O interesse na área da comunicação advém da função que atualmente ela possui na sociedade. Com a massificação de meios como a imprensa, o rádio e a televisão, e mais recentemente a internet, os meios de comunicação se tornaram ferramentas importantíssimas no que diz respeito à construção da hegemonia. Falar em hegemonia, a partir dos pressupostos teóricos de Antonio Gramsci, significa "analisar as formas de convencimento, de formação e de pedagogia, de comunicação e de difusão de visões de mundo, as diferentes modalidades de adestramento para o trabalho", de acordo com a historiadora e professora Virgínia Fontes. Ainda que a hegemonia possa também ser exercida através de meios coercitivos, como por exemplo, a violência policial, o papel do convencimento e do poder simbólico são essenciais para que uma classe ou fração de classe detenha a hegemonia dentro de determinada sociedade. É importante ter em mente que coerção e consenso não são duas categorias que caminham separadamente. É possível que ações coercitivas tenham legitimidade por parte da maioria da sociedade, como por exemplo, quando uma ação policial resulta em mortes e ferimentos de dezenas de pessoas nas favelas e bairros pobres das grandes cidades brasileiras e, ainda assim parcelas significativas da população acreditam que o crime esteja sendo devidamente combatido pelo Estado.

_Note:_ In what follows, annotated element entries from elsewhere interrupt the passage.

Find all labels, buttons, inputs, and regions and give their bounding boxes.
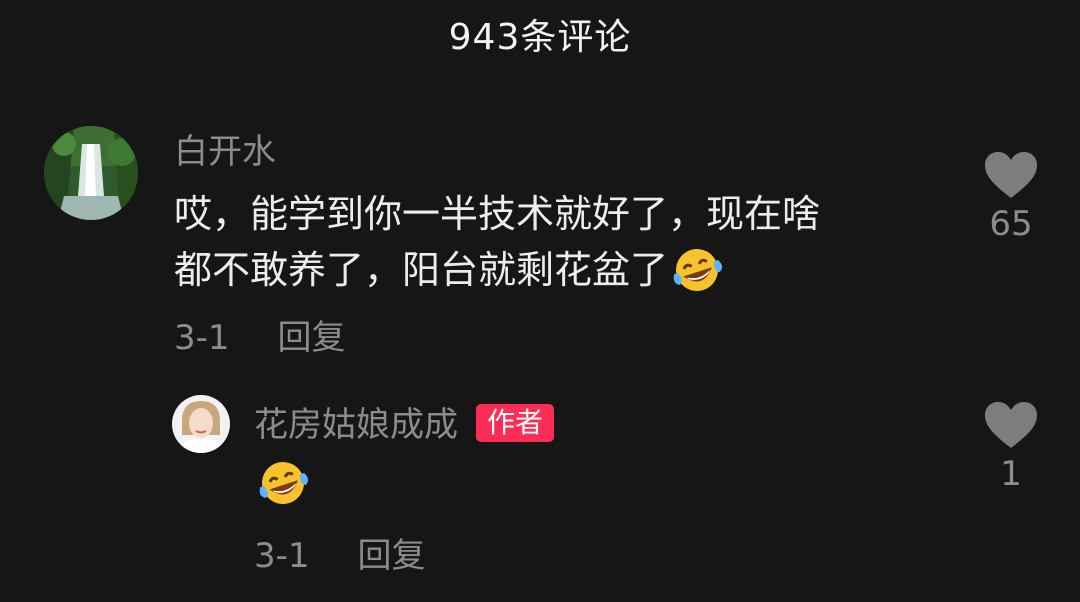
reply-button[interactable]: 回复 xyxy=(358,536,426,576)
tears-of-joy-emoji-icon xyxy=(668,245,726,310)
comment-text: 哎，能学到你一半技术就好了，现在啥 都不敢养了，阳台就剩花盆了 xyxy=(174,186,934,310)
comment-username[interactable]: 白开水 xyxy=(174,132,276,172)
author-badge: 作者 xyxy=(476,404,555,442)
reply-button[interactable]: 回复 xyxy=(278,318,346,358)
like-button[interactable]: 1 xyxy=(976,400,1046,494)
comments-count-title: 943条评论 xyxy=(448,17,632,58)
like-button[interactable]: 65 xyxy=(976,150,1046,244)
comment-text-line: 都不敢养了，阳台就剩花盆了 xyxy=(174,248,669,292)
comment-meta: 3-1 回复 xyxy=(174,318,346,358)
tears-of-joy-emoji-icon xyxy=(254,458,312,512)
comment-text-line-2: 都不敢养了，阳台就剩花盆了 xyxy=(174,242,934,310)
comment-text-line: 哎，能学到你一半技术就好了，现在啥 xyxy=(174,192,821,236)
avatar[interactable] xyxy=(44,126,138,220)
woman-portrait-avatar-image xyxy=(172,395,230,453)
waterfall-avatar-image xyxy=(44,126,138,220)
reply-date: 3-1 xyxy=(254,536,310,576)
reply-meta: 3-1 回复 xyxy=(254,536,426,576)
heart-icon xyxy=(985,152,1037,198)
like-count: 65 xyxy=(989,204,1033,244)
heart-icon xyxy=(985,402,1037,448)
reply-username: 花房姑娘成成 作者 xyxy=(254,404,555,445)
comment-date: 3-1 xyxy=(174,318,230,358)
reply-username-text[interactable]: 花房姑娘成成 xyxy=(254,405,458,445)
like-count: 1 xyxy=(1000,454,1022,494)
avatar[interactable] xyxy=(172,395,230,453)
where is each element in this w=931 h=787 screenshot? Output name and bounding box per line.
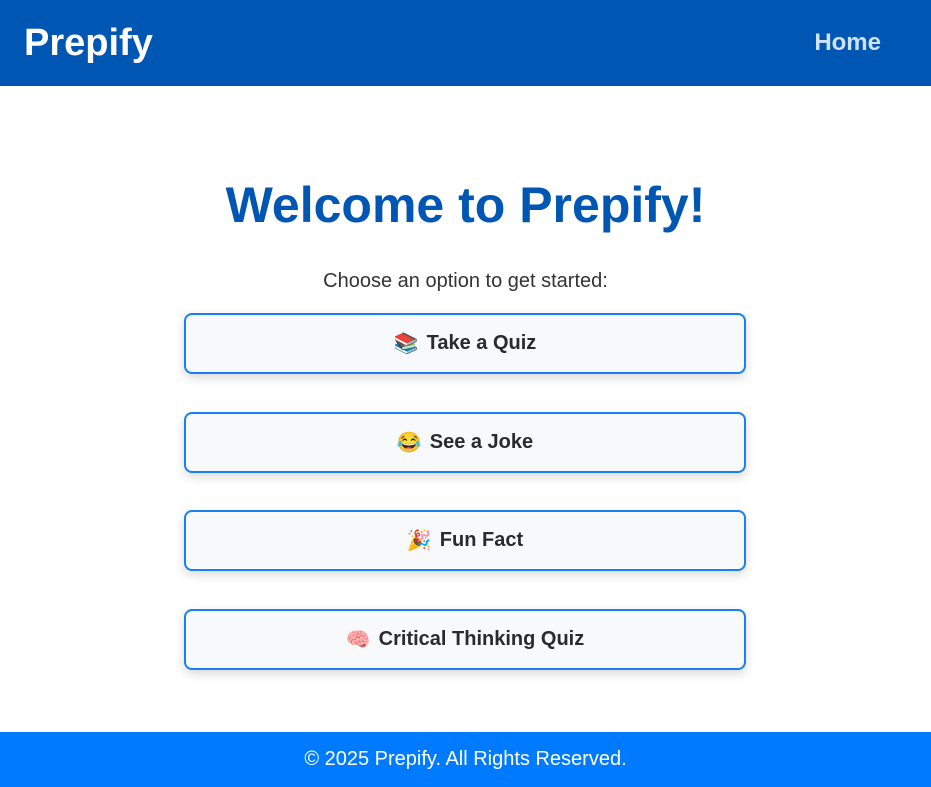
see-joke-label: See a Joke xyxy=(429,431,534,453)
fun-fact-button[interactable]: 🎉 Fun Fact xyxy=(184,510,746,571)
copyright-text: © 2025 Prepify. All Rights Reserved. xyxy=(304,748,627,770)
nav-home-link[interactable]: Home xyxy=(814,29,881,57)
see-joke-button[interactable]: 😂 See a Joke xyxy=(184,412,746,473)
critical-thinking-quiz-button[interactable]: 🧠 Critical Thinking Quiz xyxy=(184,609,746,670)
laughing-face-icon: 😂 xyxy=(396,431,422,454)
brand-logo[interactable]: Prepify xyxy=(24,22,153,65)
page-subtitle: Choose an option to get started: xyxy=(323,270,608,292)
books-icon: 📚 xyxy=(393,332,419,355)
main-content: Welcome to Prepify! Choose an option to … xyxy=(0,86,931,732)
party-popper-icon: 🎉 xyxy=(406,529,432,552)
fun-fact-label: Fun Fact xyxy=(439,529,524,551)
site-header: Prepify Home xyxy=(0,0,931,86)
brain-icon: 🧠 xyxy=(345,628,371,651)
page-title: Welcome to Prepify! xyxy=(225,177,706,233)
critical-thinking-quiz-label: Critical Thinking Quiz xyxy=(378,628,585,650)
site-footer: © 2025 Prepify. All Rights Reserved. xyxy=(0,732,931,787)
take-quiz-button[interactable]: 📚 Take a Quiz xyxy=(184,313,746,374)
take-quiz-label: Take a Quiz xyxy=(426,332,537,354)
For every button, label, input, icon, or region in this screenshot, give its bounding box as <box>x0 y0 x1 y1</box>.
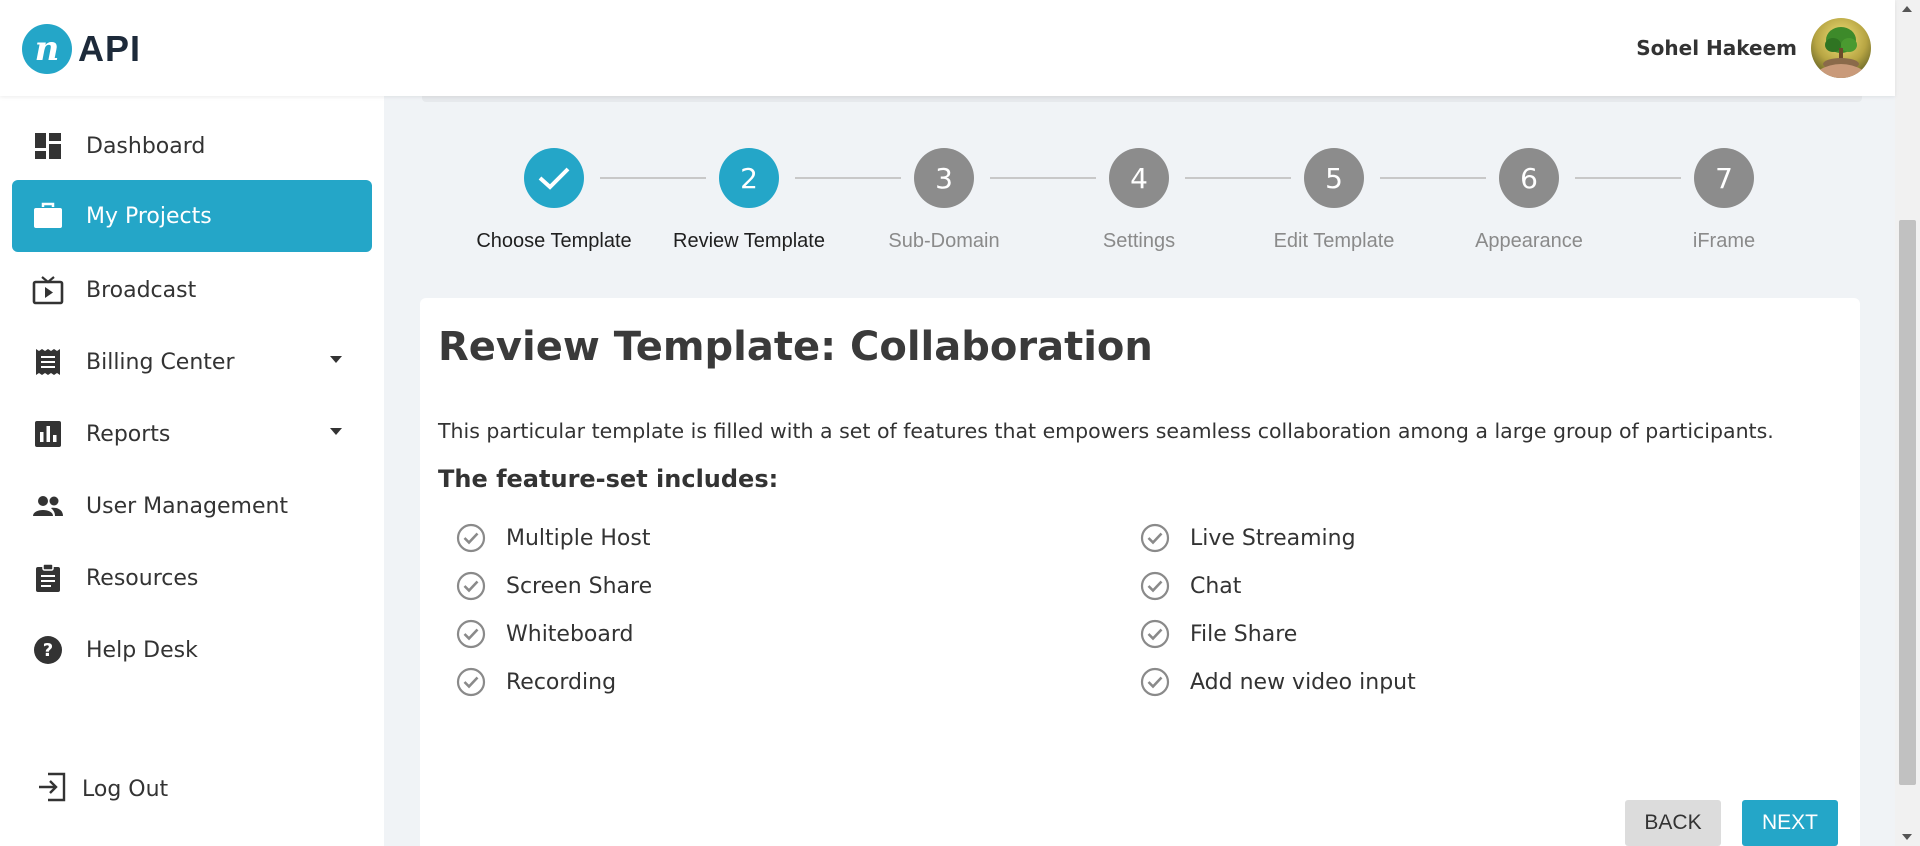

Dentro da perspectiva teórica que será adota neste trabalho, entende-se que a hegemonia não é algo que representa uma forma totalmente consolidada de dominação. Ela precisa se reinventar constantemente, encontrar novas formas de guiar a ação da maioria dos indivíduos em sociedade. Isso ocorre porque ela é quase sempre desafiada por aqueles que não concordam com ela, ou seja, pressupõe a existência de uma contra hegemonia, que contesta os valores e as práticas do sistema vigente.
Sendo assim, este trabalho busca analisar as disputas por hegemonia no Brasil a partir do ano de 2003 e atentar para os diversos fatores que condicionaram tais disputas. Para a realização destas discussões, foi feita a opção pela a análise de duas fontes primárias distintas: os jornais O Globo e Brasil de Fato. A escolha pelos dois partiu de uma notável diferença entre ambos no que diz respeito às condições materiais sob as quais eles são produzidos e publicados e dos diferentes posicionamentos políticos que podem ser verificados quando fazemos as comparações entre os jornais, muito mais explícitos e claros no segundo que no primeiro. O objetivo do trabalho consiste em verificar semelhanças ou diferenças entre as coberturas dos jornais no que diz respeito aos seguintes temas: a criação da Empresa Brasil de Comunicação, aprovação do Marco Civil da Internet, a aprovação da reforma da previdência e o debate em torno das cotas raciais nos processos seletivos das universidades brasileiras. Tal processo consistirá na primeira parte desta monografia.
Posteriormente, na segunda parte deste trabalho, será dado destaque às organizações da sociedade civil que tem como bandeira principal a luta pela democratização da comunicação, com a construção de um sistema que permita a diferentes atores sociais se fazerem vistos pela sociedade. Além disso, pretende-se verificar se alguma demanda destes grupos foi atendida pelo Estado brasileiro no período que compreende a pesquisa. As obras de Dênis de Moraes e Venício Lima apontam para direções que nos permitem identificar as ações e demandas destes grupos. A hipótese é de que poucas reivindicações dos movimentos sociais, meios de comunicação contra hegemônicos e coletivos pró-regulamentação da comunicação foram atendidas tanto pelo governo federal, quanto pelo poder legislativo brasileiro, uma vez que tais setores da sociedade sempre demandaram políticas públicas que visassem à democratização dos meios de comunicação no Brasil, com o fim de monopólios, oligopólios e da propriedade cruzada, algo que, até o momento em que este trabalho é escrito, não aconteceu.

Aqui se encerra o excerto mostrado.